The Catcher in the Rye.

"Peggy Sweetheart, Cartes and Sudie want to go for a ride on this carriage but I think we'd better wait for Peggy and Mama. Here is a kiss X. Here is a crab kiss ↃC xxx Love, Daddy": First edition The Catcher in the Rye; with an autograph postcard signed by J.D. Salinger to his daughter Peggy

The Catcher in the Rye.

SALINGER, J.D.

$25,000.00

Item Number: 145286

Boston: Little, Brown and Company, 1951.

First edition of Salinger’s debut novel, a cherished portrait of adolescence and one of the most widely banned books ever published. Octavo, original black cloth with gilt-lettered spine. Near fine in a very good first issue dust jacket with the rear panel photograph of Salinger. Jacket design by Michael Mitchell. Author photograph by Lotte Jacob. With an autograph postcard signed by J.D. Salinger to his daughter Peggy laid in. The postcard bears a plastichrome image of horsedrawn carriages on 59th Street in New York City, inscribed by J.D. Salinger on the verso, “Peggy Sweetheart, Cartes and Sudie want to go for a ride on this carriage but I think we’d better wait for Peggy and Mama. Here is a kiss X. Here is a crab kiss ↃC xxx Love, Daddy.” Postmarked New York, New York May 4 11:30 AM 1959. In February 1955, at age 36, Salinger married Claire Douglas, a Radcliffe student who was art critic Robert Langton Douglas’s daughter. They had two children, Margaret Salinger (also known as Peggy – born December 10, 1955) and Matthew “Matt” Salinger (born February 13, 1960). Peggy Salinger wrote in her memoir, Dream Catcher, that she believes her parents would not have married, nor would she have been born, had her father not read the teachings of Lahiri Mahasaya, a guru of Paramahansa Yogananda, which brought the possibility of enlightenment to those following the path of the “householder” (a married person with children). After their marriage, Salinger and Claire were initiated into the path of Kriya yoga, the first of several of Salinger’s ever-changing spiritual belief systems which also included Dianetics. Housed in a custom half morocco clamshell box by the Harcourt Bindery. Rare and desirable with such a touching postcard from Salinger to his only daughter.

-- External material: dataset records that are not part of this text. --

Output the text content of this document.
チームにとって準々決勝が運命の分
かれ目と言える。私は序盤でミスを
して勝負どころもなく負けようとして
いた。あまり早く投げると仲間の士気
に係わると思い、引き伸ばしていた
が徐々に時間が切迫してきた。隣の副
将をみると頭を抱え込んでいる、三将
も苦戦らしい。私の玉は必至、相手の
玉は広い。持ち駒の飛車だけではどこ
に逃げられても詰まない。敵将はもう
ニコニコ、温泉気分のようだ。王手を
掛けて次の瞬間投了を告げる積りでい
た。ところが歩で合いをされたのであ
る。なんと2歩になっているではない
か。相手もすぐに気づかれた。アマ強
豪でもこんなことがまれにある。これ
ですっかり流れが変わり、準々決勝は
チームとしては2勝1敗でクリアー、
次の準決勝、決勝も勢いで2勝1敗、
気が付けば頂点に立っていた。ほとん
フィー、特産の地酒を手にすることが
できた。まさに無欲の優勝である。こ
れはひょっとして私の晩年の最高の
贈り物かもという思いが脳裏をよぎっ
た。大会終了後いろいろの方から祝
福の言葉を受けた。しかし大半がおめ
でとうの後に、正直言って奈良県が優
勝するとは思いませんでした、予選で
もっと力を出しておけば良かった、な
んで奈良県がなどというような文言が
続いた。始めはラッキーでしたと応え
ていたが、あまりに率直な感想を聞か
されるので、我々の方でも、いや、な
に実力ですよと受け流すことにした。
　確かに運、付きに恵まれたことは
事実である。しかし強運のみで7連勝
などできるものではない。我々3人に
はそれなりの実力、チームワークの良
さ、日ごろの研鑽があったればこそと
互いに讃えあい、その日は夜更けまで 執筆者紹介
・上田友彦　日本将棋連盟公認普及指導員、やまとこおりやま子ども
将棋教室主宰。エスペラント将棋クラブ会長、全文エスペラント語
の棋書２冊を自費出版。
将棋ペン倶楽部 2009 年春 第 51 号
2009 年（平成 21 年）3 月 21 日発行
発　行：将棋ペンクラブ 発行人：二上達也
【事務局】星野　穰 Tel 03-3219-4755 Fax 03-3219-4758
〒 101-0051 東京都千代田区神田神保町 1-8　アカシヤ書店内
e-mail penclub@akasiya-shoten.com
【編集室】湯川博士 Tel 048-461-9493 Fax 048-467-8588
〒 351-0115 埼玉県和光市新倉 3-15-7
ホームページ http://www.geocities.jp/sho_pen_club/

"The Catcher in the Rye is undoubtedly a 20th-century classic. It struck a popular note, particularly with young readers, who strongly identified with Holden Caulfield and his yearning for lost innocence… Salinger's novel was, and continues to be, a phenomenal success" (Parker, 300). "This novel is a key-work of the 1950s in that the theme of youthful rebellion is first adumbrated in it, though the hero, Holden Caulfield, is more a gentle voice of protest, unprevailing in the noise, than a militant world-changer… The Catcher in the Rye was a symptom of a need, after a ghastly war and during a ghastly pseudo-peace, for the young to raise a voice of protest against the failures of the adult world. The young used many voices— anger, contempt, self-pity— but the quietest, that of a decent perplexed American adolescent, proved the most telling" (Burgess, 99 Novels, 53-4).